Anadolu coğrafyasında aktif iki ana fay hattı bulunmakta olup, biri Doğu Anadolu fay hattı, diğeri ise Kuzey Anadolu fay hattıdır. Bu fay hatları üzerinde bulunan, özellikle 1999 yılı öncesi yapılar ciddi anlamda risk altında olup, 20 yaşından büyük yapıların büyük çoğunluğu depreme dayanıksızdır.
Türkiye’yi ilgilendiren depremle ilgili ve Türkiye’nin her yerinde bina altyapımızda radikal değişikliklere gitmek zorundayız.
1999 depremi öncesi, depremle ilgili uygulanan bir yönetmelik yoktu. Türkiye’de yapı mühendisliği için, 2001 yılı bir milattır. 2001 yılında nervürsüz demir yasaklandı ve hazır beton kullanılmaya başlandı. Yapı denetim 2001 yılında uygulanmaya başlanmış olup, 10 Ocak 2019 yılında “Deprem Haritası” yürürlüğe girdi.
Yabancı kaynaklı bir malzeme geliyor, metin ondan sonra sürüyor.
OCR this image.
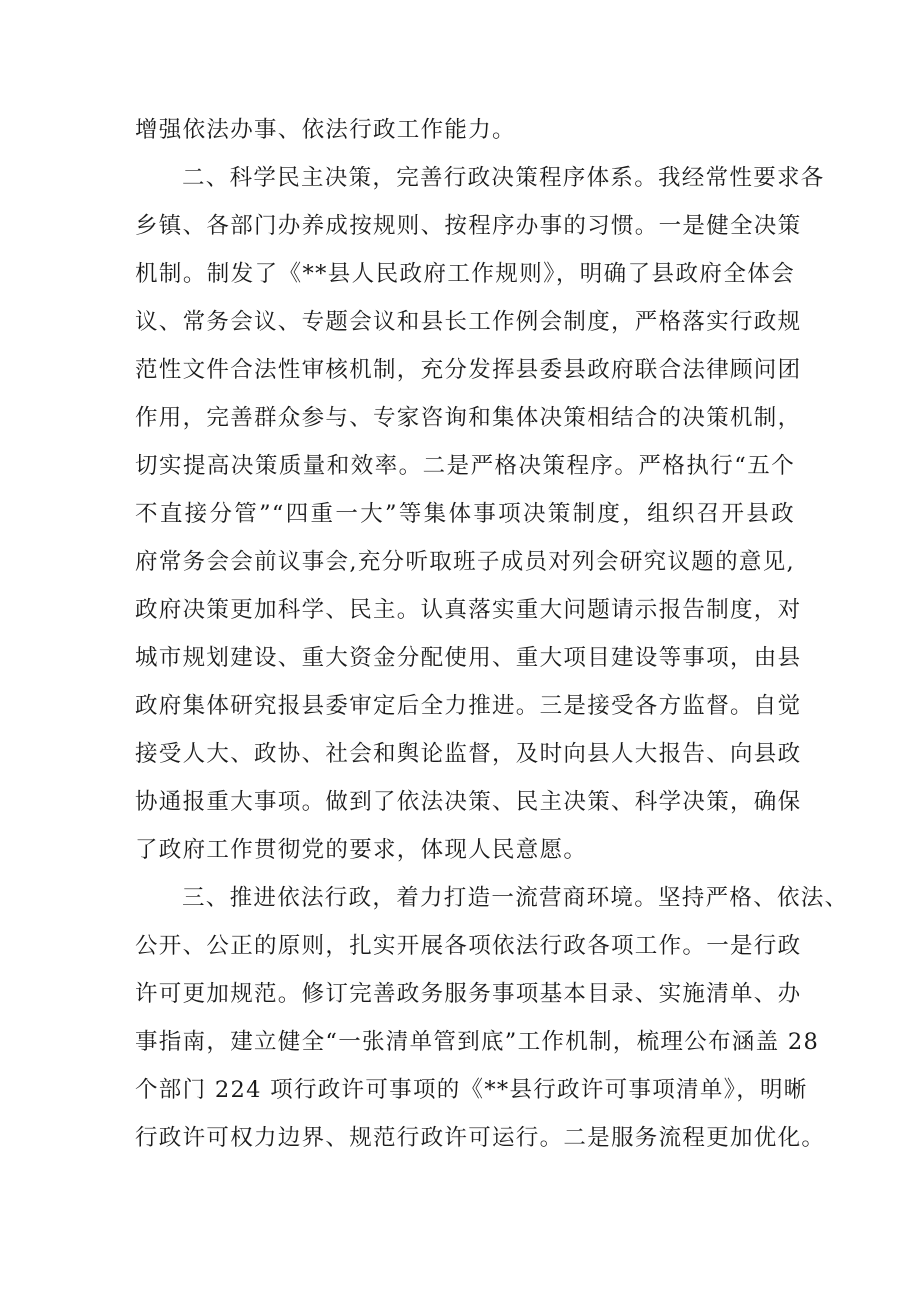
增强依法办事、依法行政工作能力。
二、科学民主决策，完善行政决策程序体系。我经常性要求各
乡镇、各部门办养成按规则、按程序办事的习惯。一是健全决策
机制。制发了《**县人民政府工作规则》，明确了县政府全体会
议、常务会议、专题会议和县长工作例会制度，严格落实行政规
范性文件合法性审核机制，充分发挥县委县政府联合法律顾问团
作用，完善群众参与、专家咨询和集体决策相结合的决策机制，
切实提高决策质量和效率。二是严格决策程序。严格执行“五个
不直接分管”“四重一大”等集体事项决策制度，组织召开县政
府常务会会前议事会,充分听取班子成员对列会研究议题的意见,
政府决策更加科学、民主。认真落实重大问题请示报告制度，对
城市规划建设、重大资金分配使用、重大项目建设等事项，由县
政府集体研究报县委审定后全力推进。三是接受各方监督。自觉
接受人大、政协、社会和舆论监督，及时向县人大报告、向县政
协通报重大事项。做到了依法决策、民主决策、科学决策，确保
了政府工作贯彻党的要求，体现人民意愿。
三、推进依法行政，着力打造一流营商环境。坚持严格、依法、
公开、公正的原则，扎实开展各项依法行政各项工作。一是行政
许可更加规范。修订完善政务服务事项基本目录、实施清单、办
事指南，建立健全“一张清单管到底”工作机制，梳理公布涵盖 28
个部门 224 项行政许可事项的《**县行政许可事项清单》，明晰
行政许可权力边界、规范行政许可运行。二是服务流程更加优化。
Türkiye, dünyada deprem sayısı bakımından 6. sıradadır. Deprem sonucu meydana gelen ölü sayısı sıralamasında ise 3. sıradadır. Bu durum bize ülkemizde inşa edilen binalarımızın ne kadar yetersiz olduğunu ortaya koymaktadır.
***
Türkiye ile Japonya’yı karşılaştırdığımızda; yüzölçümü olarak Türkiye’nin yarısı kadar alana sahip olan Japonya, deprem sıralamasında dünya 4.’sü, Türkiye ise dünya 6.’sıdır. Depremlerde vefat eden kişi sayısı bakımından Türkiye 3’üncü, Japonya 7’nci sıradadır. Başka bir ifadeyle deprem sayısı bakımından Japonya dünyanın en riskli ülkelerinden biri olmasına rağmen vefat eden kişi sayısı bakımından ise bizim çok gerimizde kalıyor.
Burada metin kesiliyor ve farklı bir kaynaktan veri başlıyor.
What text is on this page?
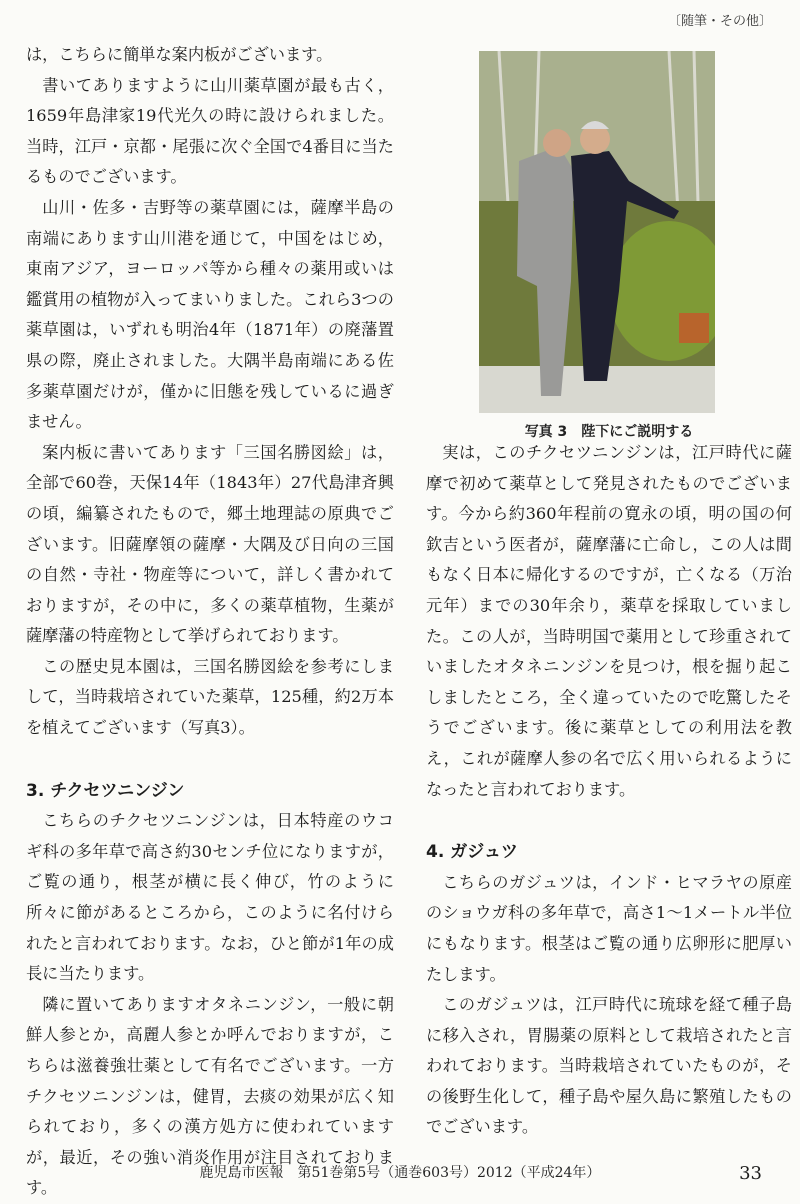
〔随筆・その他〕

は，こちらに簡単な案内板がございます。

書いてありますように山川薬草園が最も古く，1659年島津家19代光久の時に設けられました。当時，江戸・京都・尾張に次ぐ全国で4番目に当たるものでございます。

山川・佐多・吉野等の薬草園には，薩摩半島の南端にあります山川港を通じて，中国をはじめ，東南アジア，ヨーロッパ等から種々の薬用或いは鑑賞用の植物が入ってまいりました。これら3つの薬草園は，いずれも明治4年（1871年）の廃藩置県の際，廃止されました。大隅半島南端にある佐多薬草園だけが，僅かに旧態を残しているに過ぎません。

案内板に書いてあります「三国名勝図絵」は，全部で60巻，天保14年（1843年）27代島津斉興の頃，編纂されたもので，郷土地理誌の原典でございます。旧薩摩領の薩摩・大隅及び日向の三国の自然・寺社・物産等について，詳しく書かれておりますが，その中に，多くの薬草植物，生薬が薩摩藩の特産物として挙げられております。

この歴史見本園は，三国名勝図絵を参考にしまして，当時栽培されていた薬草，125種，約2万本を植えてございます（写真3）。

3. チクセツニンジン

こちらのチクセツニンジンは，日本特産のウコギ科の多年草で高さ約30センチ位になりますが，ご覧の通り，根茎が横に長く伸び，竹のように所々に節があるところから，このように名付けられたと言われております。なお，ひと節が1年の成長に当たります。

隣に置いてありますオタネニンジン，一般に朝鮮人参とか，高麗人参とか呼んでおりますが，こちらは滋養強壮薬として有名でございます。一方チクセツニンジンは，健胃，去痰の効果が広く知られており，多くの漢方処方に使われていますが，最近，その強い消炎作用が注目されております。

写真 3　陛下にご説明する

実は，このチクセツニンジンは，江戸時代に薩摩で初めて薬草として発見されたものでございます。今から約360年程前の寛永の頃，明の国の何欽吉という医者が，薩摩藩に亡命し，この人は間もなく日本に帰化するのですが，亡くなる（万治元年）までの30年余り，薬草を採取していました。この人が，当時明国で薬用として珍重されていましたオタネニンジンを見つけ，根を掘り起こしましたところ，全く違っていたので吃驚したそうでございます。後に薬草としての利用法を教え，これが薩摩人参の名で広く用いられるようになったと言われております。

4. ガジュツ

こちらのガジュツは，インド・ヒマラヤの原産のショウガ科の多年草で，高さ1～1メートル半位にもなります。根茎はご覧の通り広卵形に肥厚いたします。

このガジュツは，江戸時代に琉球を経て種子島に移入され，胃腸薬の原料として栽培されたと言われております。当時栽培されていたものが，その後野生化して，種子島や屋久島に繁殖したものでございます。

鹿児島市医報　第51巻第5号（通巻603号）2012（平成24年）	33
Avrupa’da deprem tehlikesi en yüksek ülke Türkiye olup, buna karşın Avrupa Eurocoud Standartları’nın en geç geldiği yer de Türkiye’dir.
Türkiye coğrafyasının büyük bölümünü etkileyen deprem gerçeği Anadolu’da bulunan şehirlerimizdeki binaları da ciddi anlamda etkilemektedir. Maalesef ülkenin batısında olduğu gibi diğer bölgelerde de planlı, programlı, denetimli şehirleşmeler olamamış; çarpık kentleşmeler sonucu sağlıksız, riskli binalar ortaya çıkmıştır. Anadolu’da,özellikle fay hattı üzerinde ve çevreye yakın yerlerdeki şehirlerde de acil kentsel dönüşüme gidilmeli, uzun dönemli planlamalar yaparak, vatandaşlarımızı sağlıklı ve güvenli yaşam alanlarına kavuşturmak mecburiyetindeyiz.
***
Bugün artık bir ilimizde, ilçemizde, köyümüzde ne kadar riskli bina olduğu bellidir ki toplamı yaklaşık 6,5-7 milyon civarındadır. Bu rakamı 8 yıl önce de söylüyorduk, bugün de aynı rakamı telaffuz ediyor olmamız, bu tehlikeli süreci çok yavaş ilerletmiş olmamızdan kaynaklıdır.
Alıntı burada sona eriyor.